Rarely, this tumor differentiates into other various skin adnexal structures, such as hair follicle, apocrine, sebaceous glands. Because of the silent clinical features, chondroid syringoma is often confused with other types of skin tumors, such as dermoid cyst, sebaceous cyst, neurofibroma, basal cell carcinomas, and pilomatricomas [
1,
4]. Local recurrence rates of chondroid syringoma is not precisely established. In most cases, recurrence occurs as a result of incomplete excision. Routine follow-up is recommended as recurrence rates have been reported from 2.4% to 10% [
8]. In series of 33 cases of benign or low-grade cytology, Hornick and Fletcher [
9] reported that 6 patients (18%) experienced local recurrence after total excision. The authors noted that no clinical or histologic features were correlated with local recurrence.

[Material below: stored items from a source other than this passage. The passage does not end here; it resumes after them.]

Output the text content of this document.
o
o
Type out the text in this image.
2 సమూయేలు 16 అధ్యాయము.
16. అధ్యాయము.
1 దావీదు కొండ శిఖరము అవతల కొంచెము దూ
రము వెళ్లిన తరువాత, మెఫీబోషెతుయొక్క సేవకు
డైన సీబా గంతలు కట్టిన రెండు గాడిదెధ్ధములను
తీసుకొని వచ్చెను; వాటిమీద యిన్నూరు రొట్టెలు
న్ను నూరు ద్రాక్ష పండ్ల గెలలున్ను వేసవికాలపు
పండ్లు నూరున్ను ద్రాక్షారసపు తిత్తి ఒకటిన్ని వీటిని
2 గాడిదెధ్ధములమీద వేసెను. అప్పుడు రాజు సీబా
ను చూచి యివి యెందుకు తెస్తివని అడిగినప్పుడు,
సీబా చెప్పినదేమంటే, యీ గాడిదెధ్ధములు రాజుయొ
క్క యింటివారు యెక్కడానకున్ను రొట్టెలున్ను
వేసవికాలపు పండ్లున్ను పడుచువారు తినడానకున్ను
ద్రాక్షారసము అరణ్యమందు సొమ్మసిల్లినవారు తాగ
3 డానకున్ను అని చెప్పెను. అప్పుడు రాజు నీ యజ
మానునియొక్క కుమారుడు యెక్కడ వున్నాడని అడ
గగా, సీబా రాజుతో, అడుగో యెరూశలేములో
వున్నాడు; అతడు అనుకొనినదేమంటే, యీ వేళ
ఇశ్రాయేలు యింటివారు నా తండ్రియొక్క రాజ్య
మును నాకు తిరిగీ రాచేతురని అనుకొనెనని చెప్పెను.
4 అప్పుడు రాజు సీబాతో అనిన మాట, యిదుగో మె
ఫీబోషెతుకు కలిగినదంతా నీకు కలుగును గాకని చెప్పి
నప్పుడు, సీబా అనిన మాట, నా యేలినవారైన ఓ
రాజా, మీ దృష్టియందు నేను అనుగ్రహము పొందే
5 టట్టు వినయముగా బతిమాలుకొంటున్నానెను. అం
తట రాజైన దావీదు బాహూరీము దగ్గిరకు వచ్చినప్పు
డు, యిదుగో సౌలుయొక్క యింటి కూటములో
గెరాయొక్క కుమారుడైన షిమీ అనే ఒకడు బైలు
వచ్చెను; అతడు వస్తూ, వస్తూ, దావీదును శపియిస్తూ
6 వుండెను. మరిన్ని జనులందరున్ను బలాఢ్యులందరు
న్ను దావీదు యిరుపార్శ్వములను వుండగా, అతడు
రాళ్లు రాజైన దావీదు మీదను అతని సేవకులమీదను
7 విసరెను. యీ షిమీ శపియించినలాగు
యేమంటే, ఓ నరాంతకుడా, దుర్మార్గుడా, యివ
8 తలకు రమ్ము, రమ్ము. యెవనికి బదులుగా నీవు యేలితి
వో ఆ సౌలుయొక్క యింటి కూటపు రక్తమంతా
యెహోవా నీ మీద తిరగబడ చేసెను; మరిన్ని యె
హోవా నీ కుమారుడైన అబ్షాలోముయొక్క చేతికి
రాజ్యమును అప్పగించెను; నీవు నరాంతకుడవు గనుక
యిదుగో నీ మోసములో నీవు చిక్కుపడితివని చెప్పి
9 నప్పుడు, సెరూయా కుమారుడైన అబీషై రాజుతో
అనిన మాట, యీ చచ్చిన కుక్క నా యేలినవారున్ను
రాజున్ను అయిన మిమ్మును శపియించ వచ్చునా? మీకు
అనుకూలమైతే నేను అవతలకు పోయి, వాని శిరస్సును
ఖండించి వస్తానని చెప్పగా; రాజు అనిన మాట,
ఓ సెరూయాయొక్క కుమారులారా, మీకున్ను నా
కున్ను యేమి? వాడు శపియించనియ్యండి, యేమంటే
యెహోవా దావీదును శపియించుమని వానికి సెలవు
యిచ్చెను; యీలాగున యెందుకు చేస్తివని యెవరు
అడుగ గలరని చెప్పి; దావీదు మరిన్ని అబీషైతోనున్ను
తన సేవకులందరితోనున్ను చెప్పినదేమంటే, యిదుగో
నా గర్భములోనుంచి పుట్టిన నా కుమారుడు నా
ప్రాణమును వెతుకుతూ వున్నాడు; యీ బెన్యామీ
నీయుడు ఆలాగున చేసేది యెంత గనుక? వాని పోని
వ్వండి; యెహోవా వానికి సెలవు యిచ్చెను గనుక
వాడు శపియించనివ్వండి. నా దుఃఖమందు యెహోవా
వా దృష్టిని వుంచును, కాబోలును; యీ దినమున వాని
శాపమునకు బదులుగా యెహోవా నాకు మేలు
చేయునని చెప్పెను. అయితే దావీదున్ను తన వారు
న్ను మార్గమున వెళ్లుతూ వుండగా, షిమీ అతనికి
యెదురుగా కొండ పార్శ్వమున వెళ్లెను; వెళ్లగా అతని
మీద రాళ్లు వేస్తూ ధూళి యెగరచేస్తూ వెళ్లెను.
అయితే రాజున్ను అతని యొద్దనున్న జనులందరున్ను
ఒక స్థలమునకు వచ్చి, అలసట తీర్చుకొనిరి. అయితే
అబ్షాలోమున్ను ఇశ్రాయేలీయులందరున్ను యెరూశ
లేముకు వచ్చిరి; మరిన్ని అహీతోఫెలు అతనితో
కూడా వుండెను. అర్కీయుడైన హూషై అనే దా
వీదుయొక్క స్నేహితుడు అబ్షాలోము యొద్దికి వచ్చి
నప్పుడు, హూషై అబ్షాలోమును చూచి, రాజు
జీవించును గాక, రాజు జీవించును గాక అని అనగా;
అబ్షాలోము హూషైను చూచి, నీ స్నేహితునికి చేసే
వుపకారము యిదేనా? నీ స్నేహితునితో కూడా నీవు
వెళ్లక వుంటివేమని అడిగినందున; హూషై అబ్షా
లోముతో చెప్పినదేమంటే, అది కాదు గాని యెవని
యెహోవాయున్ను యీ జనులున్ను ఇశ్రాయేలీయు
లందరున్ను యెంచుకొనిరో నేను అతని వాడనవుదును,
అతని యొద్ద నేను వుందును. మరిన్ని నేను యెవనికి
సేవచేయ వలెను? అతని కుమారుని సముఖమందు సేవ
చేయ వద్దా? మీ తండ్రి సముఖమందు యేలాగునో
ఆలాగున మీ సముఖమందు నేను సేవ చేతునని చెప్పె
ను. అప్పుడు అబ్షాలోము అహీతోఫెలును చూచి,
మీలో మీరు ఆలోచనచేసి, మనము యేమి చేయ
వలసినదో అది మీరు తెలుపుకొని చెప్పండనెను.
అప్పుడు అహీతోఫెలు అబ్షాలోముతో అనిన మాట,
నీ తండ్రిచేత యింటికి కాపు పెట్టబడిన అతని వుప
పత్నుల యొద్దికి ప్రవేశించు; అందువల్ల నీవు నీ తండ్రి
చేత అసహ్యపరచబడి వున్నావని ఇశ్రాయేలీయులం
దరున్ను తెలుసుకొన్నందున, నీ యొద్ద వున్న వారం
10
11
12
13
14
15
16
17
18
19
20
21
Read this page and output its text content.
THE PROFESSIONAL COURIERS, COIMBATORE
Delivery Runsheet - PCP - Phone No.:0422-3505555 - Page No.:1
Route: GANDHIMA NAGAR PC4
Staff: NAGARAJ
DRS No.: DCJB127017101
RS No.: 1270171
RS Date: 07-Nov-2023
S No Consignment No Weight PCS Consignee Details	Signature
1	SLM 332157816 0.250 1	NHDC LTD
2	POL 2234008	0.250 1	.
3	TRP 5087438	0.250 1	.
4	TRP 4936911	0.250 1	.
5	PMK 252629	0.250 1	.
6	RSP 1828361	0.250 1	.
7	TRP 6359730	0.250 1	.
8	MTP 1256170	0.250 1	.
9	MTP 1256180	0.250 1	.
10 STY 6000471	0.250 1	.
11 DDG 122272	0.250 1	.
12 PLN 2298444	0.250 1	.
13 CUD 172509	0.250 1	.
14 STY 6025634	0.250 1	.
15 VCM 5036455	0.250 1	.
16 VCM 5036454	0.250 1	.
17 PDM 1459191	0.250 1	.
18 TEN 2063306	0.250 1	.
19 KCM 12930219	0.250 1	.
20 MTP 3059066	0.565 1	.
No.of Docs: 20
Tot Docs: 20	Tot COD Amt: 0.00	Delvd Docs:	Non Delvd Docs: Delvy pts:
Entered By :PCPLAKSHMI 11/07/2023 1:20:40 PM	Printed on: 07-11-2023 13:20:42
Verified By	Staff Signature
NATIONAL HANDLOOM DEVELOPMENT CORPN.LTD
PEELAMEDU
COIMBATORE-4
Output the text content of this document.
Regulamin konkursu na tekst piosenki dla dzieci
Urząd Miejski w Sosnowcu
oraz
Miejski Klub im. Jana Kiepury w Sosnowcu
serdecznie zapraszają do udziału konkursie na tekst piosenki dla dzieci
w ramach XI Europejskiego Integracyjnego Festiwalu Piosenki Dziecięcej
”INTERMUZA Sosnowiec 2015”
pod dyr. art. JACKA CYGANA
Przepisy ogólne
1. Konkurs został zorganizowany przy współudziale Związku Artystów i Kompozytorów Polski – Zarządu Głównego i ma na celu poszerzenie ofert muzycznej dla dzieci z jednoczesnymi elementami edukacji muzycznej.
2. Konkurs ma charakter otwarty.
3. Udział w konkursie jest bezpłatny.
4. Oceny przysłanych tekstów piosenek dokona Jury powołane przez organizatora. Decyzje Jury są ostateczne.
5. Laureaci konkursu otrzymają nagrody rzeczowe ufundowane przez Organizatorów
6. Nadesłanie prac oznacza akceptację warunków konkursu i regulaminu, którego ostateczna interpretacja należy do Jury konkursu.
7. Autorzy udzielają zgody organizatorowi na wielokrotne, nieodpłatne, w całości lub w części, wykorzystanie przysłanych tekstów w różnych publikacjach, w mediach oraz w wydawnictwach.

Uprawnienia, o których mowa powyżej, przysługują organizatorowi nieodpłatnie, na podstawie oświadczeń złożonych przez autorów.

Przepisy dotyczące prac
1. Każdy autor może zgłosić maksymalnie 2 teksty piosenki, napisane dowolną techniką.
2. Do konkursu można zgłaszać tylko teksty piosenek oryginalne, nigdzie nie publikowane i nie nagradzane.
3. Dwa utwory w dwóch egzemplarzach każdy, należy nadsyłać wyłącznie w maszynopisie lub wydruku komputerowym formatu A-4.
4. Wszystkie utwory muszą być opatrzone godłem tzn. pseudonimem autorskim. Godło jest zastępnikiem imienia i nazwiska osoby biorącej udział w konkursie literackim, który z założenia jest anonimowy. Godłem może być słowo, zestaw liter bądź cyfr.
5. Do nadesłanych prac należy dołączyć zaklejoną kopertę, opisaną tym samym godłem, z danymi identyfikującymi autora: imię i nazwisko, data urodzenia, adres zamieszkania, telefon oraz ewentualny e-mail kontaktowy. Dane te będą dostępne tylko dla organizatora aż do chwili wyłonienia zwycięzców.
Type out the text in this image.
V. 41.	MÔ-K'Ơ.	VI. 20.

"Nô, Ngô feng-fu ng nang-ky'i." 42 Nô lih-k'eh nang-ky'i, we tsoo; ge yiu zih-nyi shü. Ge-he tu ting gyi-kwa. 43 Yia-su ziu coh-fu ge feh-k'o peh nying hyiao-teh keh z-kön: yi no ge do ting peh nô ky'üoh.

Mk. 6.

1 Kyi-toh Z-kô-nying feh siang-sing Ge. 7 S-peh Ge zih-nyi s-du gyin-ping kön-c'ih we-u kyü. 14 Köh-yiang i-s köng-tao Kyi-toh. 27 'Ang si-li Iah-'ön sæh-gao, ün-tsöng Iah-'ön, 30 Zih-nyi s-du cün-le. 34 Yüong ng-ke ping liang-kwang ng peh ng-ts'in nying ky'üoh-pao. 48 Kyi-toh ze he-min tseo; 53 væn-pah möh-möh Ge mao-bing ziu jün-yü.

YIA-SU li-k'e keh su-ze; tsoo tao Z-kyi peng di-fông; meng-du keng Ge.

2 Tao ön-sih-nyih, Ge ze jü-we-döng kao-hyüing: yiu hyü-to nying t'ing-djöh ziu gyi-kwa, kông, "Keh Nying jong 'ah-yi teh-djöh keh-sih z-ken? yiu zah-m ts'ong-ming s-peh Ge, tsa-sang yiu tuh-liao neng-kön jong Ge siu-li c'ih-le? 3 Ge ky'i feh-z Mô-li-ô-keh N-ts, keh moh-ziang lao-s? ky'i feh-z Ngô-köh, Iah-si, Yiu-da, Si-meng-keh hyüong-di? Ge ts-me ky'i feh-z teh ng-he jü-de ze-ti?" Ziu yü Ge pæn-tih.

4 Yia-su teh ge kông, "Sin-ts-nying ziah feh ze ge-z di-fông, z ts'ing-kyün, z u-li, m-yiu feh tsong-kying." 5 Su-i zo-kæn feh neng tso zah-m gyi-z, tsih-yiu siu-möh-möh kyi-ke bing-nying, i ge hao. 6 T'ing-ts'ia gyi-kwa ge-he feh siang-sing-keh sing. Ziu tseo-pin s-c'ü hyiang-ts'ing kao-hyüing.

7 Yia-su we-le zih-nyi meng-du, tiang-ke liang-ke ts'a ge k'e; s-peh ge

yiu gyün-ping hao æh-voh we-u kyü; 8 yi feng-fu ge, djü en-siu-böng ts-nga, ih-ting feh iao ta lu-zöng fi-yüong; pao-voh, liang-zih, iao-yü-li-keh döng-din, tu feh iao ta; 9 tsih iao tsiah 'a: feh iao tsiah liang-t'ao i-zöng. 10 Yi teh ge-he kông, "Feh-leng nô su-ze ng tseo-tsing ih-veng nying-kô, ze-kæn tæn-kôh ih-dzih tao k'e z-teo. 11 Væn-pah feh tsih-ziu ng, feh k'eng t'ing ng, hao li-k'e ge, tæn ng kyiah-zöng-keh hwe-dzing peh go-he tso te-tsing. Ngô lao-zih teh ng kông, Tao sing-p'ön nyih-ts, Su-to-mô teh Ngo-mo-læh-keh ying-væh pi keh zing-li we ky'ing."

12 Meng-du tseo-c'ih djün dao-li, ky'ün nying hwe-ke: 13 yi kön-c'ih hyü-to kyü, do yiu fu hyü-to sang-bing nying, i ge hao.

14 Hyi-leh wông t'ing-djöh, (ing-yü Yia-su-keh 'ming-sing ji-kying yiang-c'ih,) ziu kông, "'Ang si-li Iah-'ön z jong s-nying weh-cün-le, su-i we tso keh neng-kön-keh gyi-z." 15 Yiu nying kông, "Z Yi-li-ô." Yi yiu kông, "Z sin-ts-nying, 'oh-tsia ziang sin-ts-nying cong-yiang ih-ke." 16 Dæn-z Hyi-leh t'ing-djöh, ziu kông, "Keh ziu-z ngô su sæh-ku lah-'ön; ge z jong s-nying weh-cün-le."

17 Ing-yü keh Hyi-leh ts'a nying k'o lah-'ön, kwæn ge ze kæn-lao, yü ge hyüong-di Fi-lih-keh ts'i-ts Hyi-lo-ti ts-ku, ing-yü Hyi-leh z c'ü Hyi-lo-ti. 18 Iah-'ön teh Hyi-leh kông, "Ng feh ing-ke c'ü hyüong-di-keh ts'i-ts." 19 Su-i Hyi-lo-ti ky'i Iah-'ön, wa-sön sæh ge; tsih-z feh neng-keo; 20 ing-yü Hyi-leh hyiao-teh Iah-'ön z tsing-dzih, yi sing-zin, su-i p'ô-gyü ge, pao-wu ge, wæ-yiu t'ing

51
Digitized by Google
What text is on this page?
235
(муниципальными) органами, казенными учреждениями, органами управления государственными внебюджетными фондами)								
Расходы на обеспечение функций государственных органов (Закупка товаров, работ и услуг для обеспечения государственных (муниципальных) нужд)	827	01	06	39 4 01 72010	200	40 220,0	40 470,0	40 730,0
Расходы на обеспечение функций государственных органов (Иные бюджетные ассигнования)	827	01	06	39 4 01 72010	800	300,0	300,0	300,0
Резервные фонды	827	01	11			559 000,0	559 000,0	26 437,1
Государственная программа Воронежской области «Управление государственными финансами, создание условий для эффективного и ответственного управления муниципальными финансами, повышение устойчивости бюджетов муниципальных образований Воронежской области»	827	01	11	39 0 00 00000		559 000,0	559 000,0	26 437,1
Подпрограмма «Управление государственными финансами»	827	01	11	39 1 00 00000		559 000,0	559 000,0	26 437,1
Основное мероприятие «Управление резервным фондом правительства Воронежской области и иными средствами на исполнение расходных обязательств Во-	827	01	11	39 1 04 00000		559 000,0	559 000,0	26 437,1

Many treatment options have been suggested for chondroid syringoma. However, the treatment of choice is total surgical excision with negative margins because of the possibility of malignant transformation [
1,
2,
6]. As with any excision of facial tumor, aesthetic and functional structures need to be preserved as much as possible. With regular follow up, recurrent lesions can be treated by re-excision. Although most chondroid syringoma has benign characteristics, several cases of malignant changes have been reported [
6,
9]. On pathologic exam, the specimen should be evaluated closely to confirm the diagnosis and to rule out malignancy. The malignant form of chondroid syringoma occurs predominantly in women, and is found more commonly on the extremities [
3,
6]. Tumors greater than 3 cm in size, or with rapid growth, are more likely to conceal malignancy. For malignant chondroid syringoma, the treatment of choice is wide excision and adjuvant radiation therapy with or without chemotherapy [
10]. Although chondroid syringoma is not a common disease, surgeons are often the first to interview patients with a mass of the head and neck region. In middle-aged patients, chondroid syringoma should always be kept in mind when approaching a newly growing or recurrent soft tissue mass, as this may be easily treated by simple surgical excision. Accurate history taking and precise histopathologic examination is essential for the diagnosis of chondroid syringoma. Our case emphasizes the importance of complete excision without destroying important aesthetic and functional units.
Fig. 1
(A, B) Clinical photographs from 4 years prior. The patient had already undergone excision 8 years prior to presentation and experienced recurrence. A fixed subcutaneous lesion was found in the anterior and posterior aspects of the left alar rim.
Fig. 2
Intraoperative specimen and histology, 4 years prior to most recent presentation. (A) Gross examination of the surgical specimen demonstrated solid encapsulated masses. (B) Histological examination of the specimen demonstrated proliferative structures of cord and duct in the chondromyxoid stroma. The slide showed a homogeneous basophilic chondroid staining and consisted of mixed epithelial and mesenchymal elements, with epithelial cells arranged in cords and forming tubules with a myoepithelial layer (H&E, ×250).
Fig. 3
Most recent preoperative and postoperative photographs. (A) The recurrent mass was firm and painless to palpation and measured 0.5 cm in diameter. (B) Postoperative photograph at 6 months after surgery. The contour of nasal lining was stable. The wound healed without complications, and no recurrence had been presented during 18-month follow-up.
Fig. 4
Intraoperative specimen and histology, most recent. (A) Four, well-circumscribed whitish nodules were excised. Masses varied in size from 0.2×0.1 to 0.5×0.4 cm. (B) Histopathological examination concurred with previous findings and confirmed the diagnosis of recurrent chondroid syringoma (H&E, ×250).